Well, it turns out that the leap second implemented Tuesday night caused far more disruption than the mythical Y2K bug did fifteen years ago. That is to say, about 2000 networks around the world were down for a few minutes at midnight UTC. The same thing happened in 2012, with consequences that were a bit more severe. So we are getting better.
Wait. What is the leap second again? Well, it’s the human construct created to account for the Earth’s natural slowing due to tidal friction. Yeah, we don’t understand that either, but there it is.
But what does it mean to the watch nerds of the world? Well, besides all the handwringing by the world’s computer specialists, not a lot. Your trusty Rollie has been running a second fast since Tuesday evening, assuming you routinely set it to an Atomic Clock.
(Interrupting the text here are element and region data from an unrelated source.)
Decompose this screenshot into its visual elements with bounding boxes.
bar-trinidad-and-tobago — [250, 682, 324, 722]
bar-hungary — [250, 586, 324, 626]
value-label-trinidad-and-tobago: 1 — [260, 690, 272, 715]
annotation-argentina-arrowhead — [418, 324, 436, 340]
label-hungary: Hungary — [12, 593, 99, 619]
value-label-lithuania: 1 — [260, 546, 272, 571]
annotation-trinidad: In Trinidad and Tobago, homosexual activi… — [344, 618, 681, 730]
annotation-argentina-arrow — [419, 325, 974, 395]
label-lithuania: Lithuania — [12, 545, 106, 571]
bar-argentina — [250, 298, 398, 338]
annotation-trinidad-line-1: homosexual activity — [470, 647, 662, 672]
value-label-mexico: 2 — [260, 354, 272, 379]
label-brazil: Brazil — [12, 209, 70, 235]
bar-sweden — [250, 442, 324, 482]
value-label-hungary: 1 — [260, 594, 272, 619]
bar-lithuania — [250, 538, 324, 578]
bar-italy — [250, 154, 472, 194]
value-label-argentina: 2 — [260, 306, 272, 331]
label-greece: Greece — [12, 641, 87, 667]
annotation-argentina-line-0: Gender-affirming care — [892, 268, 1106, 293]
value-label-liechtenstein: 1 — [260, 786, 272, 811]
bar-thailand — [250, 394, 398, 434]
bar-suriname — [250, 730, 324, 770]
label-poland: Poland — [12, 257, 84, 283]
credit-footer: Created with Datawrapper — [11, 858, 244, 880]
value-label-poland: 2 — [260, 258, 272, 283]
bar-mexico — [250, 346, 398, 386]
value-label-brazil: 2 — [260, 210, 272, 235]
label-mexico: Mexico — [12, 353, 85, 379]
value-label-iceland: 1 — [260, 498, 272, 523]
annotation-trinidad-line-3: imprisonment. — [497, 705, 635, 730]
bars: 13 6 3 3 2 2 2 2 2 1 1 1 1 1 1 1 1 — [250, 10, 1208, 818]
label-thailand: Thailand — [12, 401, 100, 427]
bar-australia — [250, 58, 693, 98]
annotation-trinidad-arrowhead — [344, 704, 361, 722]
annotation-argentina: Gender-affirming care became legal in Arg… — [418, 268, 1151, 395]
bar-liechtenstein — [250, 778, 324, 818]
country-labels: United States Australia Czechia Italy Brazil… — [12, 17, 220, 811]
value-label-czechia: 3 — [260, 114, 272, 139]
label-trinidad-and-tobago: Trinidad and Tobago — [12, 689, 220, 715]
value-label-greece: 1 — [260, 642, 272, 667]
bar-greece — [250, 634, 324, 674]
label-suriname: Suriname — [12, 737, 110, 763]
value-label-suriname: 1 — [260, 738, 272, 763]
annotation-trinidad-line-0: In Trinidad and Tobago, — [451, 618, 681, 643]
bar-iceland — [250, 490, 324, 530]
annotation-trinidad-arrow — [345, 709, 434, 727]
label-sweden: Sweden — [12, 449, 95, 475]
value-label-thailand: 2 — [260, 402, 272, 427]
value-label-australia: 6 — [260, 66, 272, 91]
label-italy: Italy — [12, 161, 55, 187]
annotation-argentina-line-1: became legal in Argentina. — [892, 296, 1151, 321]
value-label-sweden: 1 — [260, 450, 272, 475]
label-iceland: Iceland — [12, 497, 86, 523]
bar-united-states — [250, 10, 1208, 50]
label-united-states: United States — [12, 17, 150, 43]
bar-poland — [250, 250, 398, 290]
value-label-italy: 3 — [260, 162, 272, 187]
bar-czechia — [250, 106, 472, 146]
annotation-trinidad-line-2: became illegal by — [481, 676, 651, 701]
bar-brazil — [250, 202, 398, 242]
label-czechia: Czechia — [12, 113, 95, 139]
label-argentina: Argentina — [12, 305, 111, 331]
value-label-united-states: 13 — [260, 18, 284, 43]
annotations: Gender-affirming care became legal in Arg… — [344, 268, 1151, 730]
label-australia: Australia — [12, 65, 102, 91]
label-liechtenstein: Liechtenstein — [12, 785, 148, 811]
Other than that, to a watch nerd, the leap second is simply an oddity. Sailors – the ones whose need for accurate time was among the most critical – determined longitude just fine for a couple of centuries without needing to allow for it.
In fact, humans get along just fine without worrying about the leap second.
Computers on the other hand, don’t always do so well. Software, especially old software, is a harsh mistress. Rigid and unforgiving too. Witness 2012 and Tuesday night.
So stick with your Rolex and don’t let the vagaries of the internet age get you down.